I have a feeling, just given the economics of how TV casting works and the notion that it’s risky to press the reset button and demand that audiences get used to a largely new cast in a different scenario in the next season, that they’ll stick with rolling out the story covering the near future. A show that sticks with the 1970s generation of astronauts could well be every bit as much fun as the first season has been for folks like me2 but my preference would be for a show that ends up a few hundred years hence, one that reveals that because the Russians and the Americans were working in parallel on the Moon3 they ended up customarily working together and ended up extending that practice as they fanned out into the depths of the solar system. Heretical thought: might it have made very little difference, what with all the major players being basically extensions of the military powers’ armed forces and thus somewhat disinclined to cooperate with their potential enemies?


  1. Probably recast, so we can see her all grown up, having earned her place in the space programme on the basis of her mathematical expertise post-college. She can be in her mid-thirties, ideally having a nice reunion with soon-to-retire veteran NASA Flight Director Margo Madison when Aleida arrives to start her new job. That whole illegal immigrant thing would be a problem security-check-wise, you’d imagine, but who said Aleida had to work for NASA? Perhaps she ends up emigrating to Europe in her early twenties and finds herself working on the EU’s fledgeling human space programme and gets seconded to NASA as part of the EU’s attempt to catch up. 

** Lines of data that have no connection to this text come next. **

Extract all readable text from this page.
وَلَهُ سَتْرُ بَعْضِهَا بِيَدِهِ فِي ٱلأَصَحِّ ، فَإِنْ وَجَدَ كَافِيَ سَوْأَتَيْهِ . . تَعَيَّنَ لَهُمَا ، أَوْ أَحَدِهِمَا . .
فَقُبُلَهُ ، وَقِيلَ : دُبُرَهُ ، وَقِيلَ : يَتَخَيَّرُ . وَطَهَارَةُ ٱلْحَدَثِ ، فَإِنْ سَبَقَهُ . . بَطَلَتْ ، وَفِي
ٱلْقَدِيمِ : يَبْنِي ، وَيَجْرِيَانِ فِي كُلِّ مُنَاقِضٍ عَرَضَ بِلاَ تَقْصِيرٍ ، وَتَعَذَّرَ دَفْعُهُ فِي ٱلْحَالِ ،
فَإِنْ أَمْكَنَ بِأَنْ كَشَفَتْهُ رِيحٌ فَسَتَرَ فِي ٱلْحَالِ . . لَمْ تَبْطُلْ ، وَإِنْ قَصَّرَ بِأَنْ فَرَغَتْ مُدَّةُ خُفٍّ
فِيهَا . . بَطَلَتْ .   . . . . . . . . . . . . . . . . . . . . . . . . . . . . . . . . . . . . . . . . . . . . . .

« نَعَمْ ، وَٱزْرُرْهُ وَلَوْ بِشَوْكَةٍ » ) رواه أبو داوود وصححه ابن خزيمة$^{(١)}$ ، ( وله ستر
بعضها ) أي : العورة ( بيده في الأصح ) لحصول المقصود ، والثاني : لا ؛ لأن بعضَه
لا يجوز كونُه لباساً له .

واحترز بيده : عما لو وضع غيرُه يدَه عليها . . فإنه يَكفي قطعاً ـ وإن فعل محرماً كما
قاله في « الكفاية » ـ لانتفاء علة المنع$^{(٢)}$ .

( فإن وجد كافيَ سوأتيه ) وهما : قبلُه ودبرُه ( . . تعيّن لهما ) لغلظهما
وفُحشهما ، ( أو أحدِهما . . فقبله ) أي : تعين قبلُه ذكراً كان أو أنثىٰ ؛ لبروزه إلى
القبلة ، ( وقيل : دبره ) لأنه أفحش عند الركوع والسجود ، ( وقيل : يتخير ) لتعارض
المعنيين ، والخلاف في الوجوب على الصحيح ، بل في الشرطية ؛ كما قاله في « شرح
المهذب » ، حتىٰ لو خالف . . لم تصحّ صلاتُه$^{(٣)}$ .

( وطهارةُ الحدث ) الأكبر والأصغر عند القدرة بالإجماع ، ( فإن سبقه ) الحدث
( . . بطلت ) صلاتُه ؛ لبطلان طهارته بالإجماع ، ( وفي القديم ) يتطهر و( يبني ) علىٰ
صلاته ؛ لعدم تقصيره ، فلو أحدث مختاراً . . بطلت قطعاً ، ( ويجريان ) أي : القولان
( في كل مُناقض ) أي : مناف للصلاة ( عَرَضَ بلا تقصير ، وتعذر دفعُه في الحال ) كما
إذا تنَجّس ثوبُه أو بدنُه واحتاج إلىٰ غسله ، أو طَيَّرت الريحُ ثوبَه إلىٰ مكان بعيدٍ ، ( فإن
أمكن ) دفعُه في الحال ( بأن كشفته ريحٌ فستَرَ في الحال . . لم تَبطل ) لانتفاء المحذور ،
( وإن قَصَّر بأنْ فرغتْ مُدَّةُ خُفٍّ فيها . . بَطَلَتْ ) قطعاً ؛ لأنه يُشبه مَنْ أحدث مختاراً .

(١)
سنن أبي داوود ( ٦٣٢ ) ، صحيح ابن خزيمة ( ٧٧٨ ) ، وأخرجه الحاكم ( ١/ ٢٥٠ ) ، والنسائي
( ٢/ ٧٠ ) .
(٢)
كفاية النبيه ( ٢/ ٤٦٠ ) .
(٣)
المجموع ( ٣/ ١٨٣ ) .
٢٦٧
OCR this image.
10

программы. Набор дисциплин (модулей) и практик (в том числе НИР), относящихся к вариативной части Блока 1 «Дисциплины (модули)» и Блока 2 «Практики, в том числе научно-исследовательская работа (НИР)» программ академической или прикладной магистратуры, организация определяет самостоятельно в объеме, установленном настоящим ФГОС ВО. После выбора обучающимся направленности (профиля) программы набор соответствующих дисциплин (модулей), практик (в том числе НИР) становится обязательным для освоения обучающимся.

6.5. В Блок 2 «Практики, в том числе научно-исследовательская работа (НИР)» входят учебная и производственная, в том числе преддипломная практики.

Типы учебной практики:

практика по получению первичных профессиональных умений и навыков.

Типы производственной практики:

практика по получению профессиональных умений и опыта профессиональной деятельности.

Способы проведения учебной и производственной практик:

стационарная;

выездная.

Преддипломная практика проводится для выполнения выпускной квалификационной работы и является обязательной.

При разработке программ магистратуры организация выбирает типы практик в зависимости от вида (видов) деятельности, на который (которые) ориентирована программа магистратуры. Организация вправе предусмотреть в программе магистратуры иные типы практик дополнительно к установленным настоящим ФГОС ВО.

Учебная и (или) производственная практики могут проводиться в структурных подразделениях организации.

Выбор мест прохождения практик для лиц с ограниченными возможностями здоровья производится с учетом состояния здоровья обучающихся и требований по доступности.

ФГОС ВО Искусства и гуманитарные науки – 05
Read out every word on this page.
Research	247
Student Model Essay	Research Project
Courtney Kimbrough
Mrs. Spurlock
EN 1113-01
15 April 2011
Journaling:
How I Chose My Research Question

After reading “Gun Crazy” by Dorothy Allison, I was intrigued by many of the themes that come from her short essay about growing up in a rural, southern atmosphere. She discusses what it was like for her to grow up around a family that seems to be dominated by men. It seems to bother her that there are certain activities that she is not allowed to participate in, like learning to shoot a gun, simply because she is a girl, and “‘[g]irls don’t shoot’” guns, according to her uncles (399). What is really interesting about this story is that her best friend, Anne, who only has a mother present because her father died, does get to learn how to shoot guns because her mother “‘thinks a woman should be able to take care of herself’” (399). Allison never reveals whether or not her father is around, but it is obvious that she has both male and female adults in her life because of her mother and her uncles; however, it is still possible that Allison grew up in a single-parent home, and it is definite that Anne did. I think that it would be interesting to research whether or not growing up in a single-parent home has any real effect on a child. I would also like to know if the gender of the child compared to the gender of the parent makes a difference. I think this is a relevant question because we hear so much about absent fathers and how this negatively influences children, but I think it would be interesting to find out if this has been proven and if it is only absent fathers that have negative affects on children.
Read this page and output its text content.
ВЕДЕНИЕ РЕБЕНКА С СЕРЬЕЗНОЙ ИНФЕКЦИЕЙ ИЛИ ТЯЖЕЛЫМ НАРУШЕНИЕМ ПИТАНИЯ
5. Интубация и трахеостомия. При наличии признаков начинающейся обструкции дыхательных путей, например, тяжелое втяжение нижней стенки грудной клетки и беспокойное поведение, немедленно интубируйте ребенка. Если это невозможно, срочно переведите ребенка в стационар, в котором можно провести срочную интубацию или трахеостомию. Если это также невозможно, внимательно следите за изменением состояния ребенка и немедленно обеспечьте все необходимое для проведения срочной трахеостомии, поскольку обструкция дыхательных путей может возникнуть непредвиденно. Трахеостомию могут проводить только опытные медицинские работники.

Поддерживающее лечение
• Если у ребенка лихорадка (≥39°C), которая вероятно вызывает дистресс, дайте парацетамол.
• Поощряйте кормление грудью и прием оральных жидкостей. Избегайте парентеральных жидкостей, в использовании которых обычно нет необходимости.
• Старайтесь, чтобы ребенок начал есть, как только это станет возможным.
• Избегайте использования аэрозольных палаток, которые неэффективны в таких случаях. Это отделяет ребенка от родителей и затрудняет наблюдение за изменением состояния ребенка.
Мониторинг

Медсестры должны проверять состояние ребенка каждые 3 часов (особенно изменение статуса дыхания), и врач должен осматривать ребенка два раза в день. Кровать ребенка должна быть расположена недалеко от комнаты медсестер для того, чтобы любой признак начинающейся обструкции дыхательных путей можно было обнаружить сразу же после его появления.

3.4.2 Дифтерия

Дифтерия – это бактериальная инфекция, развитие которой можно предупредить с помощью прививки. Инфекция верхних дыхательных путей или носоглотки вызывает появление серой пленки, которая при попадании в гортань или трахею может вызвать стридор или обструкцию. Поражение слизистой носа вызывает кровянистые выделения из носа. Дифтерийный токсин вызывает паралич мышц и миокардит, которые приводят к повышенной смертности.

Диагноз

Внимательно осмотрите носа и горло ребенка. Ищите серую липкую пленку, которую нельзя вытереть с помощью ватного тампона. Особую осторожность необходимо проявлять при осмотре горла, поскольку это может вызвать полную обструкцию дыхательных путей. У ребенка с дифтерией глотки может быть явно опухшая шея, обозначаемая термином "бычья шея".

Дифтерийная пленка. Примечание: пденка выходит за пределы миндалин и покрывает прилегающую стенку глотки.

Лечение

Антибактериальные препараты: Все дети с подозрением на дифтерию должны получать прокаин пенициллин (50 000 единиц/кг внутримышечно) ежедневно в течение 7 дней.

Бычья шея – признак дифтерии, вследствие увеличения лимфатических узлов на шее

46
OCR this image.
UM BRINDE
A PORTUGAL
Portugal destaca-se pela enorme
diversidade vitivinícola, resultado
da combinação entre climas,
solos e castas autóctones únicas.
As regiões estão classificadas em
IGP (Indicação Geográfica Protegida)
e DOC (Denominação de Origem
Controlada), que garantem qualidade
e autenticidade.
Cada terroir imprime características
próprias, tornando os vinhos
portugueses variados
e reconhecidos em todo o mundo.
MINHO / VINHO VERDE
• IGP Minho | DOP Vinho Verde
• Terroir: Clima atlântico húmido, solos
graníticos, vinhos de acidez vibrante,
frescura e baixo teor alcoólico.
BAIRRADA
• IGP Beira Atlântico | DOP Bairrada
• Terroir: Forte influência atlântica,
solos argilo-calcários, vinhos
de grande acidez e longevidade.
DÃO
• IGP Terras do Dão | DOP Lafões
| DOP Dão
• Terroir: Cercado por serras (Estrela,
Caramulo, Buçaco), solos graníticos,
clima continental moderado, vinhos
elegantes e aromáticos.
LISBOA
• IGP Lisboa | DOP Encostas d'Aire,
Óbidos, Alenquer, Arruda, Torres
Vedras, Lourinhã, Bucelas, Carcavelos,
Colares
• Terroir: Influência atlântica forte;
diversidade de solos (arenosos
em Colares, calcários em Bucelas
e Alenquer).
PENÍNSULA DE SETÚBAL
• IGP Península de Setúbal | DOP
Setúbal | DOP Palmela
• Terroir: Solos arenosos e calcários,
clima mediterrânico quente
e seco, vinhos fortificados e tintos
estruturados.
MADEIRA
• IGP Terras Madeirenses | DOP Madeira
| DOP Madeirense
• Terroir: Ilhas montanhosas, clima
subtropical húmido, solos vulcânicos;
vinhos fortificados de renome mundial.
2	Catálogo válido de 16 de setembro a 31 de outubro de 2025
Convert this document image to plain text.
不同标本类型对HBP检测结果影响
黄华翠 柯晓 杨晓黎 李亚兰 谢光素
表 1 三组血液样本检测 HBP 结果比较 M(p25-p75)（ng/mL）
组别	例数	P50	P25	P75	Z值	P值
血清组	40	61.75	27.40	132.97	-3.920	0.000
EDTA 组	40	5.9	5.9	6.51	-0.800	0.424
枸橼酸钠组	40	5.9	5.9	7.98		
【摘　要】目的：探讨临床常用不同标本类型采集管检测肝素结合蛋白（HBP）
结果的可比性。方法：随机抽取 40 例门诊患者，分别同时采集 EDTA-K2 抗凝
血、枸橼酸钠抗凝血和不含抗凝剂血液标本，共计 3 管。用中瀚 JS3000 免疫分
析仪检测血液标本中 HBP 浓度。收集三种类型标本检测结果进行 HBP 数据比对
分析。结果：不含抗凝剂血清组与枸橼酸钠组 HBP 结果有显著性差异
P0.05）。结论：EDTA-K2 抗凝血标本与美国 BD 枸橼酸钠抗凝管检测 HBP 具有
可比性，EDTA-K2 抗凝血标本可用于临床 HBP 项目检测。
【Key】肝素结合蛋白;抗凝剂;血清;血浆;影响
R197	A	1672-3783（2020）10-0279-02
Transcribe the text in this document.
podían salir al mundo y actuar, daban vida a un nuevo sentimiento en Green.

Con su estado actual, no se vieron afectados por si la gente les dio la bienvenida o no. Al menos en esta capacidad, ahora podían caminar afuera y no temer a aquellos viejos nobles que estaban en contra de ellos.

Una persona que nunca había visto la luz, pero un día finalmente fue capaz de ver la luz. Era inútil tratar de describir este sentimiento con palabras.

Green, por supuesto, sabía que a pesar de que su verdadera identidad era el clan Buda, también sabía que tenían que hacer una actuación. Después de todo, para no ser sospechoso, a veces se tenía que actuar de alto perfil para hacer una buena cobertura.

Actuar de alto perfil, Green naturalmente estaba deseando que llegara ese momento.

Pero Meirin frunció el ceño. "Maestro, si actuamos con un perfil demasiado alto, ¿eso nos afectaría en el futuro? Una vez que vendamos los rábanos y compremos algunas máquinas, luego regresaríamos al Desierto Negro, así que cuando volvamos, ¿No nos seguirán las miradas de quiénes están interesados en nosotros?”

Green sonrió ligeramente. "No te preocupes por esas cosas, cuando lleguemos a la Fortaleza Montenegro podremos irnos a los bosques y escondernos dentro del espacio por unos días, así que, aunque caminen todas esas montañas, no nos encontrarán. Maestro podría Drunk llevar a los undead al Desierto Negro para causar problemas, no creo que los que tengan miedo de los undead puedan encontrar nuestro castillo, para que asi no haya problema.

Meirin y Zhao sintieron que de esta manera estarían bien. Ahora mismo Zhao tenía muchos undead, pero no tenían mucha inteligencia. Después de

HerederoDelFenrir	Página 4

  2. The sort of people who recognise which characters in the show were real people and which were folks the show’s writers made up, and which technologies were in the pipeline when the Apollo programme was wound down after the key aim of beating the Soviet Union to the moon was achieved. You know, geeks. 
  3. And the Chinese, and the EU, and the Indians, and the Saudis, in time. It’s science fiction: who can say what’ll come to pass?